- "While the car's running, the batteries are constantly recharged by a small Stirling engine in the rear."
That car was very experimental but they had a plug-in hybrid commuter car almost ready for production back then as well. In the 1969 issue of Popular Science, a reporter says GM's XP-883 needed "no breakthroughs," just a nod from GM officials for it to go into production. The XP-883 was a plug-in hybrid with that ran on electric power at speeds below 10 mph and even had an option for switch between gas and electric mode. From the article:
- "Wouldn't it be great to have a car that changed from electric drive for use around town to gasoline power for highway driving? Impossible? Impractical? No-GM has built one, and it makes so much sense that we feel they're missing a bet if they don't put it into production."
- "You may think this little hybrid is pretty far advanced, but the fact is, it can be built today. It's not held up because engineers are searching for a breakthrough."

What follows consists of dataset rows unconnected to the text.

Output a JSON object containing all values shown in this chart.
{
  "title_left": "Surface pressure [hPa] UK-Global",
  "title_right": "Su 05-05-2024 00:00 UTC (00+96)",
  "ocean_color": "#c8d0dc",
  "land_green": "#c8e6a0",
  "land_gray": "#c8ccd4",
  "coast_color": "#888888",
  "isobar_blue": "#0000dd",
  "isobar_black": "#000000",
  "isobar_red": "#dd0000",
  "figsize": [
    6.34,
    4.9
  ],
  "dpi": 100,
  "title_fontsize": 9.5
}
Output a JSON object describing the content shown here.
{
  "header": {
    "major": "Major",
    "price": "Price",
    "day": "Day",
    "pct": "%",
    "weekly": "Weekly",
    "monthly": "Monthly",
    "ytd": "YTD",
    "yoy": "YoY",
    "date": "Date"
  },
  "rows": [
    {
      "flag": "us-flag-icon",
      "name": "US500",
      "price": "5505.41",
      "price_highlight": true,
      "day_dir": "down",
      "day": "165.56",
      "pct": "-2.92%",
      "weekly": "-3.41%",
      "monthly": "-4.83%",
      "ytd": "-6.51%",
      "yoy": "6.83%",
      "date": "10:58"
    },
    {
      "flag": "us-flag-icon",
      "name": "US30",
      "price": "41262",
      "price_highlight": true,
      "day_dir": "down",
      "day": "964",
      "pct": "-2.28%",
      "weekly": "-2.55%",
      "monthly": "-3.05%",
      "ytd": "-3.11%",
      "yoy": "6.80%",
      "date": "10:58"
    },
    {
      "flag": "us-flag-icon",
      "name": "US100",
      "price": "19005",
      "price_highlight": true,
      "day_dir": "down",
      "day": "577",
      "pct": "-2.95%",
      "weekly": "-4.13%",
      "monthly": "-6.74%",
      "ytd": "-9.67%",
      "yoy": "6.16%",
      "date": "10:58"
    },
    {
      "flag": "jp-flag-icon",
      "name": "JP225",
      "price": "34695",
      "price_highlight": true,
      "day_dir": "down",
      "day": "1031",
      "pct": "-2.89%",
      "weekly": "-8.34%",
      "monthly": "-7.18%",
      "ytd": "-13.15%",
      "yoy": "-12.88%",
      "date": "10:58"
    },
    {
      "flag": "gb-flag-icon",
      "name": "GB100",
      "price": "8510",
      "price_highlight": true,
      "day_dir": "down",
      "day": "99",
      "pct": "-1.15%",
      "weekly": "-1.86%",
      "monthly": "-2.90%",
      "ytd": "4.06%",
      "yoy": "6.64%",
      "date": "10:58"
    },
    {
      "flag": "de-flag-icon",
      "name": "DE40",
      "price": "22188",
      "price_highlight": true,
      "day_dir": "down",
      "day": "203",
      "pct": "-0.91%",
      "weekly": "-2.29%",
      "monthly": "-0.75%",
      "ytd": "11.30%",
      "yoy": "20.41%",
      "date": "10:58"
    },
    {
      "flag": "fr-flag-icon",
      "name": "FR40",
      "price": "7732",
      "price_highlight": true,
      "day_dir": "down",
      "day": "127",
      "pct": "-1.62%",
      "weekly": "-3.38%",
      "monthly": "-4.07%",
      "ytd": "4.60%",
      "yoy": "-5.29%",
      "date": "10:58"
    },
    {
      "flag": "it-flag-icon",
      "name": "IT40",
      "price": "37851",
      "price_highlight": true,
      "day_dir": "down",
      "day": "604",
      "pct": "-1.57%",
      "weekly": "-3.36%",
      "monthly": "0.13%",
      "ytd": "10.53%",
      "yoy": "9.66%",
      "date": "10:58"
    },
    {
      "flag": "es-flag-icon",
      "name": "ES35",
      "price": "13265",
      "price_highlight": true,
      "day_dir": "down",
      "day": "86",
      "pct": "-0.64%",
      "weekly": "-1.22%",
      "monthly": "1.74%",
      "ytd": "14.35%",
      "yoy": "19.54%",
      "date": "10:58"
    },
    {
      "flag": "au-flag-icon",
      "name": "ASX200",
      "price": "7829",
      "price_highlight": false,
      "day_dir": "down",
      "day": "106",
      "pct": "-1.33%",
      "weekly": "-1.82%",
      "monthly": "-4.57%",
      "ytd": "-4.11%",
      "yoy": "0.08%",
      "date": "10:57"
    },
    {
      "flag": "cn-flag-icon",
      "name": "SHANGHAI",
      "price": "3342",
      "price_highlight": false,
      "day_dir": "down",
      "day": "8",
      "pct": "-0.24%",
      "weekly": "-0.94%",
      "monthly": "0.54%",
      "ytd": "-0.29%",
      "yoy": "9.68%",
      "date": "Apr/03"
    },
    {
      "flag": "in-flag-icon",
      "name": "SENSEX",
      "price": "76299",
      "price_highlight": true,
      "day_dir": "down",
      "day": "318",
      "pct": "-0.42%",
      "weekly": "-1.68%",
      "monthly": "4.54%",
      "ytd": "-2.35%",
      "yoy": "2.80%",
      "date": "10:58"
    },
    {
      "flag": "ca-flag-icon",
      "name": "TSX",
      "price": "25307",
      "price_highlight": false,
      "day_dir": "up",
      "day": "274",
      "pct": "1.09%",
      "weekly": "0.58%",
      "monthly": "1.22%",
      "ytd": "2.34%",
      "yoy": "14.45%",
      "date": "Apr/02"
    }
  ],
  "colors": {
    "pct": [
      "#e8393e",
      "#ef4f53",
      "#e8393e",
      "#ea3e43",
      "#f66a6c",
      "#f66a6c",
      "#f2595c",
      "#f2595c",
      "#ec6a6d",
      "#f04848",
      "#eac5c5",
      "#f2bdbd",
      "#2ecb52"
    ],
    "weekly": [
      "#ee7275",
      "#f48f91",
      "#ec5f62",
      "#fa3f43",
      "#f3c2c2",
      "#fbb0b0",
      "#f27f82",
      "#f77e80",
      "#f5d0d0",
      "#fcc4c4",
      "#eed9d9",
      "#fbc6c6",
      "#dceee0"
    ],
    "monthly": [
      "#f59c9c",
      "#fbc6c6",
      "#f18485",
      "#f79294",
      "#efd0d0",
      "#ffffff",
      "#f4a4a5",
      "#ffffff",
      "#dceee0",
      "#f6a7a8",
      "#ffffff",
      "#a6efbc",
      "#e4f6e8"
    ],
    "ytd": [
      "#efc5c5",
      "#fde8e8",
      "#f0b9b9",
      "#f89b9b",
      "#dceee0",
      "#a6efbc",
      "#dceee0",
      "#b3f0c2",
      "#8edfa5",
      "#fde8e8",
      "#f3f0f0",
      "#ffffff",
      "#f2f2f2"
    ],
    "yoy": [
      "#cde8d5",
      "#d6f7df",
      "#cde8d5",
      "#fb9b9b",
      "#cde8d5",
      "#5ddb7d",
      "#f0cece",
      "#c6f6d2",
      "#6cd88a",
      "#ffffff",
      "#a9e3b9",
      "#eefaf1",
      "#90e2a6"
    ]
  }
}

- "You can run the XP-883 either as an all-electric, or with hybrid drive. Even if you select the hybrid, it will run on electric power alone up to 10 m.p.h."
- "In case your batteries run down, the car is equipped with an on-board charger that can be connected to an external 115-volt AC source."
- "But whether, and when, you'll drive one is something GM chiefs haven't made up their minds about yet."
I wonder what technology GM has in their labs today? It looks like they just dusted off the Volt from technology sitting in their labs for decades. Will we have to wait another 38 years to find out?